On occasion, oral medication (nifedipine), is used to prevent this type of reaction.

*Homeopathic Medicine is safe for Mother’s and Babies and can be very effective in treating Vasospasm or Raynaud’s.
Please see your Classical Homeopath for more information on a Homeopathic Remedy that is right for you! www.classichomeopath.com

www.lactation-911.com/homeopathy-and-breastfeeding/

I hope that you found the information contained here helpful.

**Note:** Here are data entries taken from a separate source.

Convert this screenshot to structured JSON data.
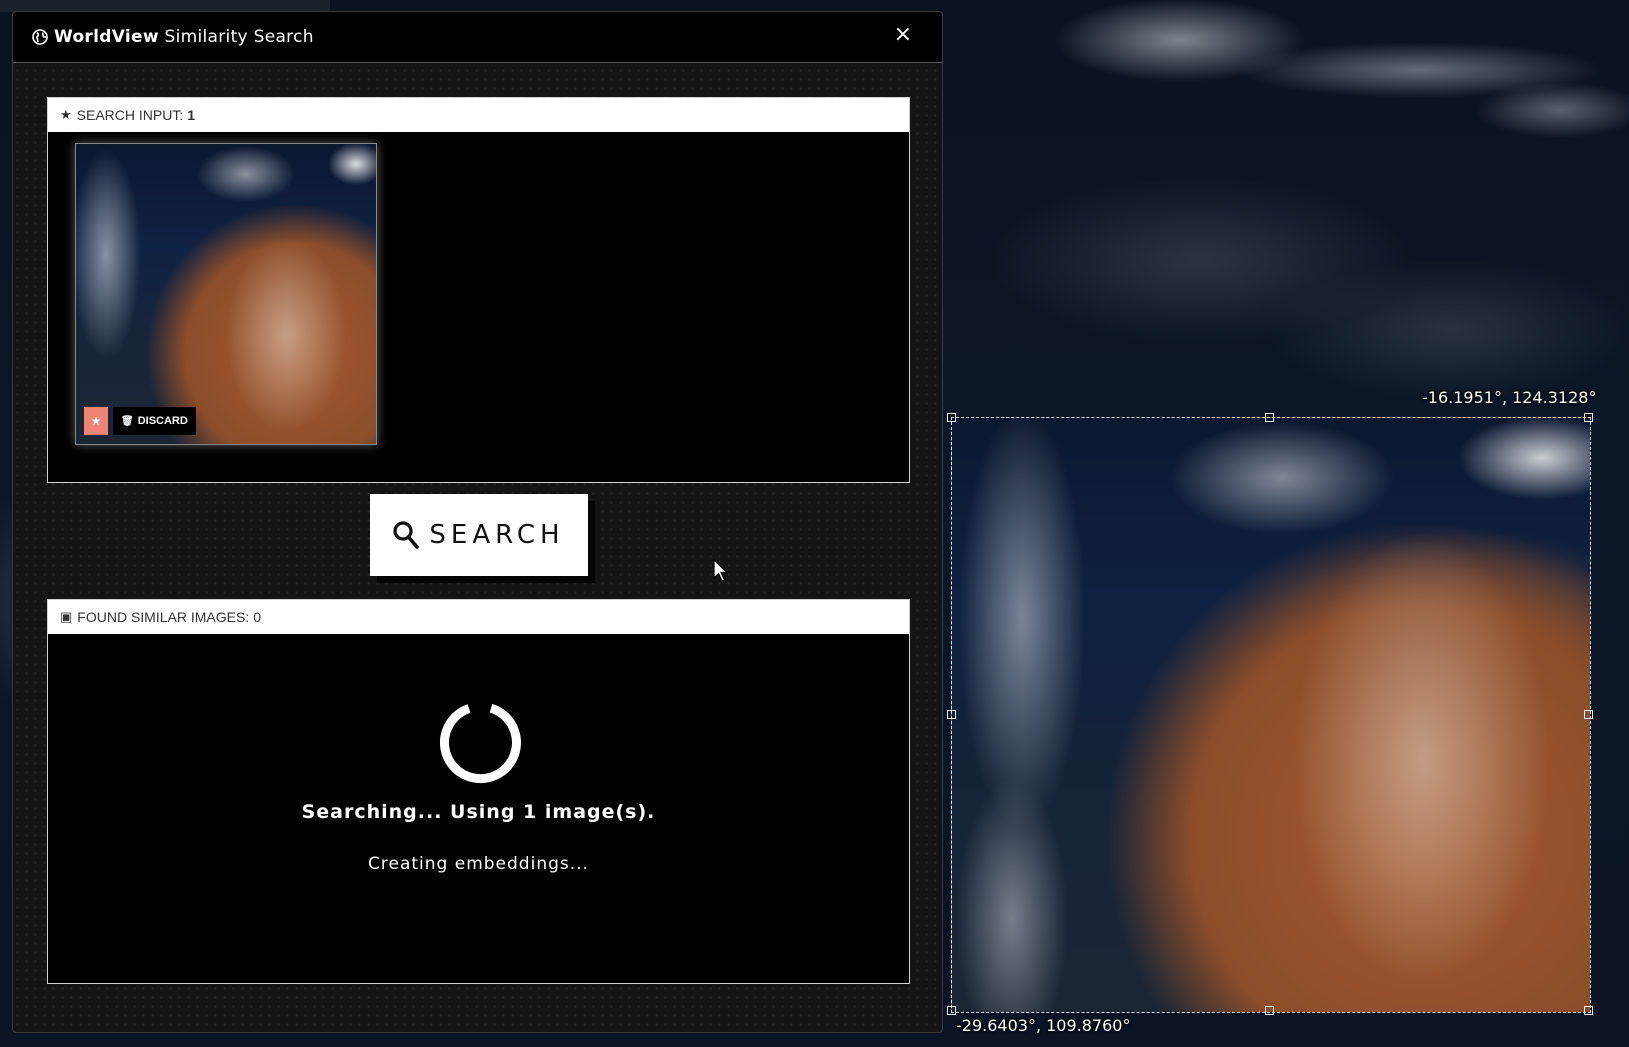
{
  "modal": {
    "title_strong": "WorldView",
    "title_rest": " Similarity Search",
    "close_label": "×"
  },
  "search_input": {
    "header_label": "SEARCH INPUT:",
    "count": "1",
    "discard_label": "DISCARD"
  },
  "search_button": {
    "label": "SEARCH"
  },
  "results": {
    "header_label": "FOUND SIMILAR IMAGES:",
    "count": "0",
    "status_main": "Searching... Using 1 image(s).",
    "status_sub": "Creating embeddings..."
  },
  "map": {
    "coord_top_right": "-16.1951°, 124.3128°",
    "coord_bottom_left": "-29.6403°, 109.8760°"
  },
  "colors": {
    "accent_star_button": "#f08575",
    "panel_header_bg": "#ffffff",
    "modal_bg": "#141414"
  },
  "icons": [
    "globe-icon",
    "close-icon",
    "star-icon",
    "trash-icon",
    "image-icon",
    "search-icon",
    "spinner-icon",
    "cursor-icon"
  ]
}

Remember! Sore and painful nipples are very treatable!
.. and is rarely a reason to discontinue breastfeeding!

References:
Centuori S, Burmaz T, Ronfani L, Fragiacomo M, et al: Nipple Care, Sore Nipples, and Breastfeeding: A Randomized Trial, J Human Lact 1999; 15(2):125-130.
Fetherston C: Mastitis in lactating women: physiology or pathology? Breastfeeding Review 2001, 9(1):5-12.
Lawrence R and Lawrence R: Breastfeeding: A guide for the medical profession, Fifth Ed. Mosby, St. Louis.1999. Pg. 259-261.
Livingston V and Stringer J: The Treatment of Staphyloccocus Aureus Infected Sore Nipples: A Randomized Comparative Study, J Human Lact 1999, 15(3):241-246.
Riordan J: The effectiveness of topical agents in reducing nipple soreness of breastfeeding mothers, J Human Lact 1985;1(3):36-41.
Spangler A and Hildebrandt E: The effect of modified lanolin on nipple pain/damage during the first ten days of breastfeeding, Int J Childbirth Ed 1993; 8(3):15-19.
Woolridge M: Aetiology of sore nipples, Midwifery 1986; 2:172-176.
Wilson-Clay B and Hoover K: The Breastfeeding Atlas 1999, Lactnews Press, Austin, Tx. Pg. 10-12, 17-21.
Zeimer M, Paone J, Schupay J, and Cole E: Methods to Prevent and Manage Nipple Pain in Breastfeeding Women, West J Nurs Research 1990; 12(6):732-744.
Zeimer M and Pigeon J: Skin Changes and Pain in the Nipple During the 1st Week of Lactation, JOGNN 1993; 22(3):247-256.